Best alternatives for not having replicants across databases

dennisrhidalgo · May 29, 2016, 1:46pm

Previous discussions on topics about splitting databases have touched on solutions for avoiding duplicates in your hard-drive after the split. Most of the posts I found are dated before recent updates. So, I wonder, what is new?

In all honesty, I can’t yet realize the good in keeping smaller databases (let’s say, 40 m. words), but I am still splitting them out of necessity-- to avert catastrophic crashes and data loss. The upside, I think, is that the AI works a bit better in small sizes. As I suspected, however, now I am losing, not data since there are no more crashes, etc., but time. Jumping from one database to another in search of the right keyword combination is simply time-consuming.

Replicating across databases would have been a pleasant solution. But since that is not possible, could we find a middle ground, perhaps, with indexing? What are the benefits of picking up a few documents, overloaded with words, from one database and index them in other databases where I might want them to show up in case they become relevant to a search there? I suppose that it will not inflate my hard drive, but would they increase the database’s word-count? And if so, would that be no different from (re)including them in full (and so defeating the splitting purpose)? I hope that searching for a solution to this problem does not become the quest for the Holy Grail.

Thanks

BLUEFROG · May 29, 2016, 2:53pm

I can’t picture what you’re describing here.

Also, are you meaning you’d index the same files in the Finder in more than one database? If so, then yes, people already do this. And yes, it does add to the word count of both databases.

dennisrhidalgo · May 29, 2016, 3:16pm

I meant to choose a document from another database through the finder and index it in a new database rather than adding or duplicating it. To your last assertion, that’s a bummer.

To help illustrate the jumping picture:
I had to split the original database into 10. The original was about half a billion words.
They are now divided into regions, primary and secondary sources, types of sources. For example, Haiti/PS/Newspapers; Haiti/PS/Books; Haiti/SS/Articles, etc. So, if I want to do a search on a specific name combination (e.g., Granville-insults) across all of the sources (primary, secondary, and regions), I need to jump from one database to another. Then, I must collect/open them with Preview to keep just a few databases open at the same, and thus avoid crashing. Not familiar? Perhaps I am dealing with an exceedingly high number of words?

I thought that indexing a few of the most needed documents into other databases I would still be able to search them without having to open new databases while still keeping the word count low.

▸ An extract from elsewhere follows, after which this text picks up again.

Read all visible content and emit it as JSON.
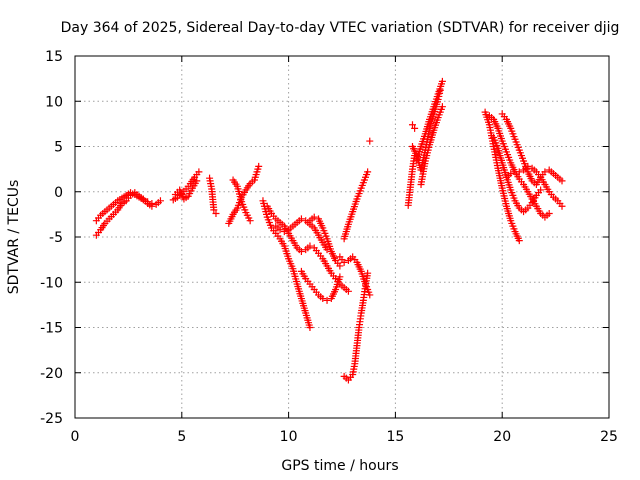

BLUEFROG · May 29, 2016, 3:24pm

But logical.

Are you using the Full Search (Tools > Search…) or the searchField ?

dennisrhidalgo · May 29, 2016, 3:47pm

This is such a useful and yet so basic piece of information. It shows how little I know about using DT. I have only searched within a single database before (with the exception of Devonsphere Express).

After playing a bit with Full Search, I am beginning to appreciate the use of smaller databases. But, would having all databases open at the same time while doing a Full Search invite a crash?

Thanks

Greg_Jones · May 29, 2016, 5:07pm

Unlike documents that have been imported into a database, you can duplicate an indexed document across multiple databases, and the resulting entries in the databases will still point to the single instance of the document in the Finder. In other words, duplicating indexed documents works just like replicating documents that are imported in the database.

BLUEFROG · May 29, 2016, 5:43pm

Not necessarily. It depends on available resources, current system stability. More RAM is always good. Rebooting regularly is nice for your machine too.